La première chose que je ferai, alors que le Kosovo forme le gouvernement, est de me rendre au Kosovo, où je n'ai jamais été. Je me rendrai également en Serbie, où j'ai été plusieurs fois, pour parler aux deux parties de la nouvelle approche de la résolution des problèmes dans les Balkans, qui est l'une de nos priorités”, a déclaré Borrell dans cette interview, comme le journal Koha.net diffuse en albanais.

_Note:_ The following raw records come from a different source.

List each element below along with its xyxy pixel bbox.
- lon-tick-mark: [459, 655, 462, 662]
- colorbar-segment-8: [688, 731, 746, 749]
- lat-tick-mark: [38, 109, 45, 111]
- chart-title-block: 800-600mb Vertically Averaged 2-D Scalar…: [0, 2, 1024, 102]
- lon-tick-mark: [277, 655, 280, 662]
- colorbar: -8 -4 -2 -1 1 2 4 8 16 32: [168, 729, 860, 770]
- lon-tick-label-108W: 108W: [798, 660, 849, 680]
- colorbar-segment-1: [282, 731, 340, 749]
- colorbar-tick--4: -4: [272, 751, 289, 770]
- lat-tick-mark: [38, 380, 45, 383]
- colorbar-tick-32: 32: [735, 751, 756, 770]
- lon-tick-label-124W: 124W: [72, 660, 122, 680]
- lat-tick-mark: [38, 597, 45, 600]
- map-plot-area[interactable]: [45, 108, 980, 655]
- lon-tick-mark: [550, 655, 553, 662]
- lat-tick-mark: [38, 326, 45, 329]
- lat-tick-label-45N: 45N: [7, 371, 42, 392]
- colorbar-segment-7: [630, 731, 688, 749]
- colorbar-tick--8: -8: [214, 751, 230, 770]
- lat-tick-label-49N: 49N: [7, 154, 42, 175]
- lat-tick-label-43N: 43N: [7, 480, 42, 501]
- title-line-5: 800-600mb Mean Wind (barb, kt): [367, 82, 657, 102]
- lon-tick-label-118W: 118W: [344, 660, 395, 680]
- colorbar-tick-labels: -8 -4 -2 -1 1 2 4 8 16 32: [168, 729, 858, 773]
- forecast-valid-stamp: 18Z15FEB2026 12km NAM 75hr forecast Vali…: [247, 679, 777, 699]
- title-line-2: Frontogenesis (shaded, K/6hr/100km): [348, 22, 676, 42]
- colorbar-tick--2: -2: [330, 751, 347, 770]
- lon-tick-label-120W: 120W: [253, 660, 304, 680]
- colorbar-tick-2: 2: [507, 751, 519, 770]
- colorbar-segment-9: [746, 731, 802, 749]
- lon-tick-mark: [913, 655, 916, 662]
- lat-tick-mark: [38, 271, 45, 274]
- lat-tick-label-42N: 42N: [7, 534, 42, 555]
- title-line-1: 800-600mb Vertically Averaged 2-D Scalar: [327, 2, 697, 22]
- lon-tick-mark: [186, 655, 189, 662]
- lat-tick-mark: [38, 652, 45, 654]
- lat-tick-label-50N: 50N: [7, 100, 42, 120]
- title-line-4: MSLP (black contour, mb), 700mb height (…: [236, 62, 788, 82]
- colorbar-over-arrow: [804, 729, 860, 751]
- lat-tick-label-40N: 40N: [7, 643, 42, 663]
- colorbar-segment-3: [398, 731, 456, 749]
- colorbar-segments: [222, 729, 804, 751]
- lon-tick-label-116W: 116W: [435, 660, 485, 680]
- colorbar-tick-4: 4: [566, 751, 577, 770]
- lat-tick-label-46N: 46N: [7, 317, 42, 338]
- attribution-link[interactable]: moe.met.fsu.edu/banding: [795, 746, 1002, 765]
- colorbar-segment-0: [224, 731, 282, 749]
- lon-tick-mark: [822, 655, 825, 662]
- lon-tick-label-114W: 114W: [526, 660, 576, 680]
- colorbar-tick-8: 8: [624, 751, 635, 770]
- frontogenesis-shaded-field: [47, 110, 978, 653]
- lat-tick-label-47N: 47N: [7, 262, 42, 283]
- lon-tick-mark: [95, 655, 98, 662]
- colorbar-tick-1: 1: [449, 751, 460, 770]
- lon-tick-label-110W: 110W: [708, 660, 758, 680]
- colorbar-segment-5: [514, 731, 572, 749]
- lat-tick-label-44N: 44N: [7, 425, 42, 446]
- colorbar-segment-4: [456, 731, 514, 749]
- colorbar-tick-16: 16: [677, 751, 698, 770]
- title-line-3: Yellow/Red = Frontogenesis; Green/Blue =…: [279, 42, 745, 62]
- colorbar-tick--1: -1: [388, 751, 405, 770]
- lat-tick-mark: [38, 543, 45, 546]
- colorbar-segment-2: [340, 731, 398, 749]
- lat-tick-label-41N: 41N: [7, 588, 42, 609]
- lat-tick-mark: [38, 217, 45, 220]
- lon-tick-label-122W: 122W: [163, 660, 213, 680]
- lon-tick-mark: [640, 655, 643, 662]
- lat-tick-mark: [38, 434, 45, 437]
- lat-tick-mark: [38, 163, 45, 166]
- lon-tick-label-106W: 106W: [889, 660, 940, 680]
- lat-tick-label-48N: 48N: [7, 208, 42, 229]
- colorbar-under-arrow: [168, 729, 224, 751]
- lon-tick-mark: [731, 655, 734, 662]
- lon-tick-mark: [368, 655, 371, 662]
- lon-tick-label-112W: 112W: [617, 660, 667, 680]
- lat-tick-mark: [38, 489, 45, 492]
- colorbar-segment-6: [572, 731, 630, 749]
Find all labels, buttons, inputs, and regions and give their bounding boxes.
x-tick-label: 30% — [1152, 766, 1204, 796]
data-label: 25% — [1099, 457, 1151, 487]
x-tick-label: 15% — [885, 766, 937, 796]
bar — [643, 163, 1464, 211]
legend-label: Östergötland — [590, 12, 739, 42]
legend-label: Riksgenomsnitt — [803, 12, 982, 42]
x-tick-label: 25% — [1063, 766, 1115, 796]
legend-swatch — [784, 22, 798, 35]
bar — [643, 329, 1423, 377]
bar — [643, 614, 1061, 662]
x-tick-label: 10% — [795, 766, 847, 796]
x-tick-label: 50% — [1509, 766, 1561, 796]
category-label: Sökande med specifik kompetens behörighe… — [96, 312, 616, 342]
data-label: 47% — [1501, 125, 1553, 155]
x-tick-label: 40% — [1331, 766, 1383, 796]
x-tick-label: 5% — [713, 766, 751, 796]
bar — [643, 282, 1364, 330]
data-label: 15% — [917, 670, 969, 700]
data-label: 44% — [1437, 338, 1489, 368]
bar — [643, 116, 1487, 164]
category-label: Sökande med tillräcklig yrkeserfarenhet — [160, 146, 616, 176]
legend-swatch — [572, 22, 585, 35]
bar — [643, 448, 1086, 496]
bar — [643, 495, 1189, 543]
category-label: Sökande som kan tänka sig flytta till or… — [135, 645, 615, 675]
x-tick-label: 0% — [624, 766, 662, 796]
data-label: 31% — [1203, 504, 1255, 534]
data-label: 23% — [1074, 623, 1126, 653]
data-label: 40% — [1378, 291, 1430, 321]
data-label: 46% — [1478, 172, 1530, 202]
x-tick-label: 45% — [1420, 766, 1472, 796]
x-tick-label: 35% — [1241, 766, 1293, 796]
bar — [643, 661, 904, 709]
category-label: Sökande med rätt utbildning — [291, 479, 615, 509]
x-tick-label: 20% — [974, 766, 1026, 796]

Quand on lui a demandé s'il s'agissait d'un problème avec le Kosovo-Serbie, l'Espagne ne reconnaissant pas l'indépendance du Kosovo, Borrell vaudou: “
Je n'agis pas comme ministre espagnol des Affaires étrangères maintenant, parce que j'ai de nouvelles fonctions. Je comprends que les gens puissent en arriver à la conclusion que si mon pays ne reconnaît pas le Kosovo, les Kosovars ne me voudront pas. Imaginez, en revanche, venir d'un pays qui reconnaît le Kosovo. Dans ce cas, ils penseraient que les Serbes ne seraient pas satisfaits de moi. Il existe plusieurs asymétries. Je connais le Kosovo, quelqu'un est malheureux. Je ne connais pas le Kosovo, quelqu'un d'autre est déçu”, le chef de la politique étrangère de l'Union européenne, Josep Borrell.